Nessuno lo avrebbe pronosticato alla vigilia, ma durante la lavorazione il copione è stato via via aggiornato e alla fine ha vinto il migliore, colui che più di tutti ha saputo interpretare il gioco, adattandolo a tutte le situazioni, comprese le condizioni atmosferiche: col sole e con il vento, e – come da tradizione – con una fitta e incessante pioggia nell’ultimo giorno. Il vincitore della 151° Open Championship di golf è il trentaseienne mancino Brian Harman.
Piccolo di statura, ma gigantesco per come ha saputo interpretare la gara, l’americano di Savannah, in Georgia, ha chiuso la gara in 271 colpi (67 65 69 70), facendo il vuoto dietro di sé. In qualche modo ha confermato la tradizione: aveva chiuso i primi due giri in 132 colpi, proprio come, su questo stesso campo, Tiger Woods nel 2006 e Rory McIlroy nel 2014. Entrambi poi avevano iscritto il proprio nome sul trofeo più ambito del golf: la Claret Jug. Alle sue spalle, staccati di ben 6 colpi, un quartetto composto dallo spagnolo Jon Rahm, dall’australiano Jason Day, dall’austriaco Sepp Straka e dal sudcoreano Tom Kim
Anche nel quarto giro, Harman è partito male, con due bogey, ma come nel terzo, non si è perso d’animo e ha subito rimesso le cose a posto con i birdie alla 6 e alla 7 che, di fatto, hanno rispedito al mittente le ambizioni di rimonta degli inseguitori.
Harman, il cui unico difetto è… una lunga routine di preparazione al colpo (una serie infinita di finte), ha impressionato per le strategie adottate, per la precisione dei colpi (non è molto lungo) e per la capacità di imbucare da qualunque distanza e soprattutto nelle condizioni psicologiche più delicate. Prima di questa vittoria, che gli fa incassare un assegno di 3 milioni di dollari su un montepremi di 16,5, che gli dà immenso prestigio e lo fa risalire di molto nel ranking mondiale (era 29°), Harman vantava due successi sul Pga Tour e un secondo posto allo Us Open 2017, quando però, proprio nel finale, si fece battere da Brooks Koepka. Stavolta ha fatto tesoro di quella esperienza e ha gestito tutto al meglio. I problemi li ha lasciati tutti ai suoi avversari.
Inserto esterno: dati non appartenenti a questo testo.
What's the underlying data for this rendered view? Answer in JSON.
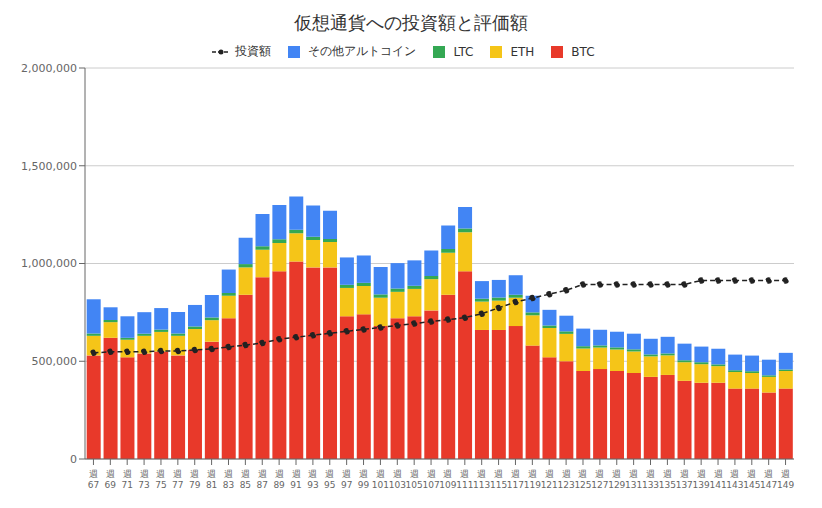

Nei giorni scorsi ha dichiarato che il suo sogno più grande è la partecipazione alla Ryder Cup.
In passato è andato più volte vicino alla qualificazione, senza però riuscirci. Stavolta però ha bussato più forte alla porta del capitano di turno. L’abbraccio di Zach Johnson a fine gara può essere foriero di buoni presagi. Il piccolo-grande mancino americano potremmo vederlo a fine settembre al Marco Simone. Chissà. E, soprattutto, perché no? Con la sua precisione sarebbe utilissimo soprattutto nei doppi. A noi europei, invece, l’Open Championship consegna un Sepp Straka in grande condizione, oltre a un solido Jon Rahm che qui non ha brillato, ma che comunque è arrivato secondo. Peccato per Tommy Fleetwood: ha chiuso al decimo posto, tradito nel finale un putt impreciso e da un pesante triplo al par 3 della 17. Non ce l’ha fatta invece Rory McIlroy a interrompere il digiuno in fatto di major. L’ultimo dei suoi 4 lo vinse proprio al Royal Liverpool nel lontano 2014. Un’eternità fa per uno come lui.
Chiusura senza gloria e con tanta delusione per Guido Migliozzi. Il suo 80 finale pesa come un macigno. Lo ha fatto scivolare in 64ma posizione e ha un po’ raffreddato le speranze alimentate dopo i primi 3 giri per una rimonta in chiave Ryder Cup. Peccato. Non è ancora finita, ma il tempo stringe.